Samain Joe and SeoAh Moon
The pilgrim notion, layered over my pagan orientation, has begun to take hold. It makes so much sense, not sure why I didn’t latch onto it until now. Since I was young, I’ve questioned, well, almost everything. In the year after college, that would be 1970, I visited a psychiatrist, don’t recall why. He gave me an MMPI. Diagnosis? Philosophical neurosis. Odd, eh? 47 years of self-exploration later, I’d say the MMPI really meant, permanent pilgrim.
Some of us can find a spot on the path, say, Buddhism, Christianity, Transcendentalism, Islam, Judaism, settle in and deepen our journey within a tradition. Some of us abjure the path, say it leads nowhere, dulls our mind and clouding our senses. Others, and I know a surprising number who fit this, define themselves over against a tradition, choosing to be Not Catholic, Not Jewish, Not conservative Christian. I have a friend, let’s call him Frank, whose identity as an anti-Catholic colors all of his interactions.
There are some of us though who, for one reason or another, slip out from the covered path of our childhood tradition to walk in the rain. I began to question Christianity late, in early high school, but I remained under its covered walkway until my freshman year of college. Once the intellectual roof of that tradition got blown off I discovered I liked the rain. And, that the weather on the uncovered path changed, could be sunny as well as stormy.
I found my back to the Christian path not long after my diagnosis of philosophical neurosis. In fact, I’m recalling now that the psychiatrist thought returning to my childhood faith might help me with my “condition.” And, you know, I think it did. In an obtuse way. When I entered seminary, I didn’t know about Paul Ricoeur’s concept of second naivete. But I lived it.

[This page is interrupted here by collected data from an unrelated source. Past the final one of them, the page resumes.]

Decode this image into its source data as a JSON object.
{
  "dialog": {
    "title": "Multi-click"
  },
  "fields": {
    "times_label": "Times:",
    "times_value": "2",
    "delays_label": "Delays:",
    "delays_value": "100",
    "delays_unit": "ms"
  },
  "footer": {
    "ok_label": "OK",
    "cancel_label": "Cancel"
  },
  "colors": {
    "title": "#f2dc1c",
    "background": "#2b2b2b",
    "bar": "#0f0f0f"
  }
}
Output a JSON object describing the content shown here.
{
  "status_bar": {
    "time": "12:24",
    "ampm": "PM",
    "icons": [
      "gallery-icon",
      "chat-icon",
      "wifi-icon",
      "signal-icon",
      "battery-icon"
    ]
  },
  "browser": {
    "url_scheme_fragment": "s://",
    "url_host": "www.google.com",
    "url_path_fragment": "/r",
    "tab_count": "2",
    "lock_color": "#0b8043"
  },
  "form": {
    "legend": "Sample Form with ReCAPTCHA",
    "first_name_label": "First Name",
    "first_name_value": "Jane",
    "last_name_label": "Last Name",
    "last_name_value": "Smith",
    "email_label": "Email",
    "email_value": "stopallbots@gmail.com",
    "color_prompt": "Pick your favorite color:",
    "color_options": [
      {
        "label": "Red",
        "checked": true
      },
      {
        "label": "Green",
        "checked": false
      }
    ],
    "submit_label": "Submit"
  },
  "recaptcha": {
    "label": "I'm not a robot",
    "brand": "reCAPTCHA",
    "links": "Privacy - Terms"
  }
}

Returning to the inner world of the gospels, to the flow of the Christian tradition over time, to the close study of both testaments, to contemplative and meditative spirituality reminded me that the way of the pilgrim was real. It was not an afterthought, but a way of its own. Yes, I could and did learn about how to approach sacred texts and learn from them. Yes, I could and did learn from those who loved the covered walkways of Christianity’s various paths. Yes, I could and did learn the awesome (and I mean this word in all its nuances) responsibility of caring for the faith life of others. But I came to understand, not long after the beginning of my ministry, that all of these were tools, not ends in themselves. At least for me.
Though the world of the scholastics was putatively over in the late middle ages, in fact it continues to this day in all those traditions that rely on sacred texts as their raison d’etre. Why? Because any time your learning comes from the words of others, be they ancient or contemporary, you have put a barrier between yourself and the sorts of truths that religions espouse. These words can be evocative, can be inspirational, can be vivifying for the spirit. They can be poetic, dramatic, regulatory, awe inspiring, yet they are always the perceptions of others, written in words that conceal as much, more, than they reveal.
Some of us, most of us, want to remain under a covered walkway whether that walkway is a particular faith tradition or the covered walkway of atheism, permanent skepticism. Either way, the sky is hidden and the path winds along in a direction, headed toward a destination defined by itself. This is soothing and can allow for a genuine in depth exploration of that path.
A few of us, for reasons probably unclear to us, find a covered walkway claustrophobic, confining. Even if we give ourselves over to such a path for a while we always find a spur that leads out under the open sky. I have walked under the open sky most of my life, with a fifteen year hiatus on the covered path of the Reformed tradition of Christianity. Since 1990 or so, really earlier, but this is the clear demarcation, I wandered out from under the protection of that path and have not looked back.
Right now I’m trekking alongside the Jewish path, its Reconstructionist lane. Mussar, kabbalah, even Hebrew itself, have much to teach. The culture, the civilization created by Jews over the millennia, is rich and cultivates responsible, caring persons. I’m grateful for the opportunity to explore its learnings in a wonderful community.
When I was in the Unitarian-Universalist movement, I found it, appositely, too eclectic, too rootless. It was like a garden with so many different flowers that there was no beauty, just many, many different blooms. To me. For the right person, it can be a pilgrim path, too, or even a covered walkway, but for me it lead in too many directions at once.
There were monks in the ancient Celtic Christian church, the blend of the auld faith of the Celts and Christianity that preceded Catholicism in the Celtic lands, that defined their spiritual practice as peregrinatio, wandering around. They went from village to village staying in huts. They had no permanent homes, no monastery. Like the staret featured in the Russian spiritual classic The Way of the Pilgrim, they were, in a real sense, homeless. Both Taoism and Hinduism have wandering adherents, too. Buddhist monks traveled the Silk Road.
I consider myself in their tradition, unattached to a religious institution, yet a follower of a mystical way, one that can express itself in the language of many, perhaps any, tradition, while remaining outside in the rain.